Raoul bajó la cabeza.
—Vea usted, caballero, hasta qué punto Valthex podía actuar contra usted. Si Valthex hubiese encontrado un documento que probara que aquel collar de perlas pertenecía a su tía, dicho documento tendría un peso definitivo.
Y Raoul añadió:
—Ahora sólo se trata de descubrir el collar de perlas y las otras joyas. Unas palabras todavía. ¿El día del drama, condujo usted a Elisabeth Hornain hasta el pie de las rampas que suben hacia las ruinas?
—Incluso un poco más arriba.
—Sí, hasta la avenida horizontal de aucubas que se ve desde aquí.
—En efecto.
—¿Y ambos permanecieron invisibles durante un espacio de tiempo más largo que el que se necesita para hacer el camino?
—En efecto. No había tenido ocasión de estar a solas con Elisabeth desde hacía varias semanas y nos besamos durante largo rato.
—¿Y después?
—Después, como que tenía la intención de cantar ciertos fragmentos para los que creía que su tocado y vestuario tenían que ser en extremo simples, quiso confiarme las joyas. Pero yo no compartí su opinión. Elisabeth no insistió y me miró alejarme. Cuando di la vuelta en el extremo de la avenida de aucubas, todavía estaba inmóvil.
—¿Llevaba todavía los collares cuándo llegó a la terraza superior de las ruinas?
—Personalmente no lo sé. Ése es un punto sobre el que ninguno de los invitados pudo hacer una declaración precisa. Sólo nos dimos cuenta de la ausencia de los collares después del drama.
—De acuerdo. Pero el dossier Valthex contiene buen número de testimonios contrarios. En el momento del drama, Elisabeth Hornain no llevaba ya las joyas.
El marqués concluyó:
—¿Así pues, le habían sido robadas entre la avenida de aucubas y la terraza superior?
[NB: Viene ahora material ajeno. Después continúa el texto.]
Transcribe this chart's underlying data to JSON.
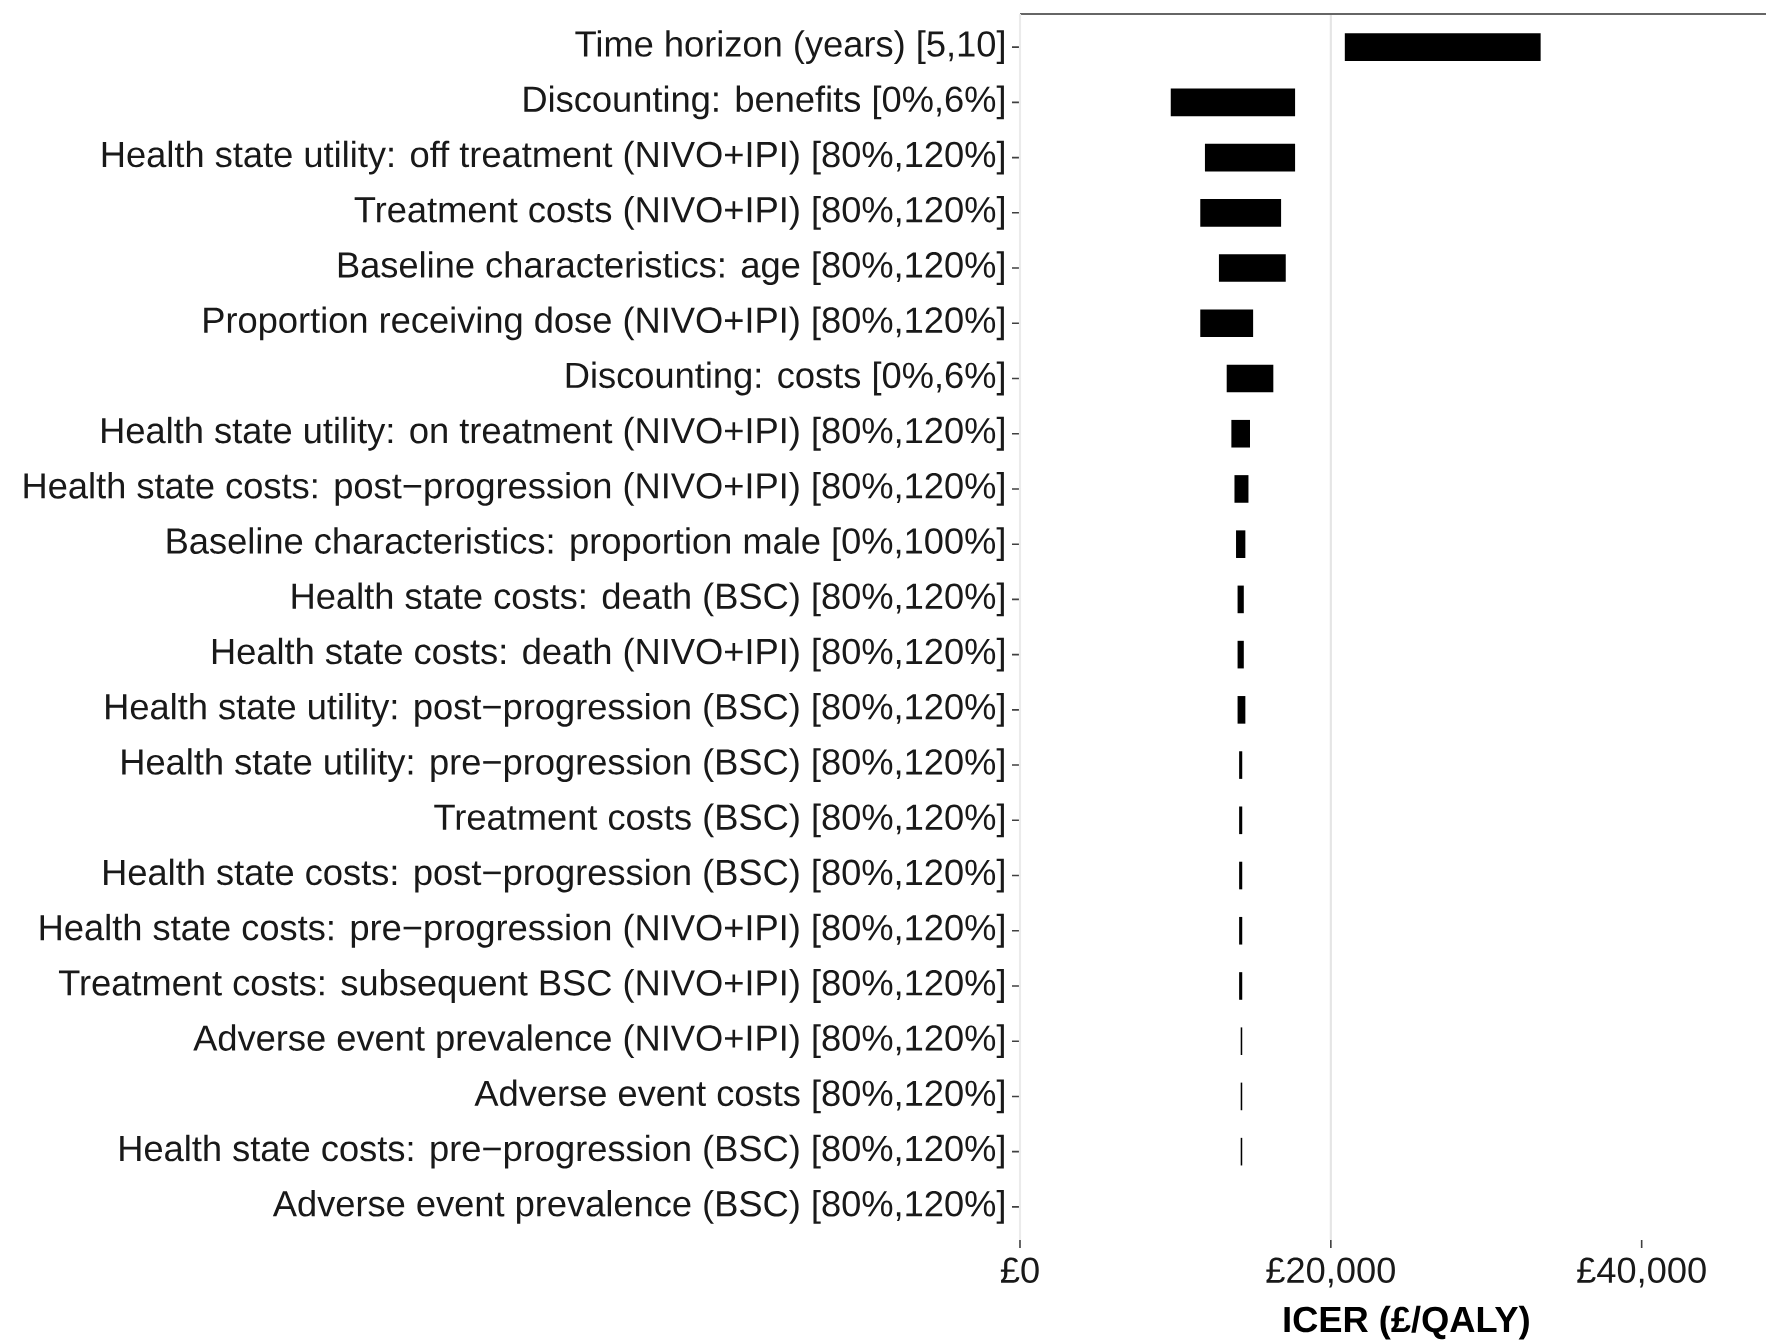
{
  "chart_data": {
    "type": "bar",
    "orientation": "horizontal",
    "xlabel": "ICER (£/QALY)",
    "categories": [
      "Time horizon (years) [5,10]",
      "Discounting: benefits [0%,6%]",
      "Health state utility: off treatment (NIVO+IPI) [80%,120%]",
      "Treatment costs (NIVO+IPI) [80%,120%]",
      "Baseline characteristics: age [80%,120%]",
      "Proportion receiving dose (NIVO+IPI) [80%,120%]",
      "Discounting: costs [0%,6%]",
      "Health state utility: on treatment (NIVO+IPI) [80%,120%]",
      "Health state costs: post−progression (NIVO+IPI) [80%,120%]",
      "Baseline characteristics: proportion male [0%,100%]",
      "Health state costs: death (BSC) [80%,120%]",
      "Health state costs: death (NIVO+IPI) [80%,120%]",
      "Health state utility: post−progression (BSC) [80%,120%]",
      "Health state utility: pre−progression (BSC) [80%,120%]",
      "Treatment costs (BSC) [80%,120%]",
      "Health state costs: post−progression (BSC) [80%,120%]",
      "Health state costs: pre−progression (NIVO+IPI) [80%,120%]",
      "Treatment costs: subsequent BSC (NIVO+IPI) [80%,120%]",
      "Adverse event prevalence (NIVO+IPI) [80%,120%]",
      "Adverse event costs [80%,120%]",
      "Health state costs: pre−progression (BSC) [80%,120%]",
      "Adverse event prevalence (BSC) [80%,120%]"
    ],
    "base": [
      20900,
      9700,
      11900,
      11600,
      12800,
      11600,
      13300,
      13600,
      13800,
      13900,
      14000,
      14000,
      14000,
      14100,
      14100,
      14100,
      14100,
      14100,
      14200,
      14200,
      14200,
      null
    ],
    "values": [
      12600,
      8000,
      5800,
      5200,
      4300,
      3400,
      3000,
      1200,
      900,
      600,
      400,
      400,
      500,
      200,
      200,
      200,
      200,
      200,
      100,
      100,
      100,
      null
    ],
    "color": "#000000",
    "xlim": [
      0,
      48000
    ],
    "xticks": [
      {
        "value": 0,
        "label": "£0"
      },
      {
        "value": 20000,
        "label": "£20,000"
      },
      {
        "value": 40000,
        "label": "£40,000"
      }
    ],
    "ref_lines": [
      {
        "axis": "x",
        "value": 20000,
        "color": "#e5e5e5"
      }
    ]
  }
}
—Las joyas no fueron robadas.
—Si no fueron robadas ¿por qué fue asesinada Elisabeth Hornain?
—Elisabeth Hornain no fue asesinada.
Aquellas afirmaciones sensacionales eran el estilo de Raoul. Le causaba la mayor alegría del mundo actuar así. Y esa alegría se encendía en sus ojos.
El marqués exclamó:
—¡Yo mismo vi la herida! Nadie dudó nunca de que aquello no fuera un crimen. ¿Quién lo cometió?
Raoul levantó el brazo, extendió el índice y exclamó:
—¡Perseo!
—¿Qué significa eso?
—Usted me pregunta quién cometió el crimen y yo le respondo con toda seriedad: «¡Perseo!».
Y concluyó:
—Y ahora, tengan ustedes la amabilidad de acompañarme hasta las ruinas.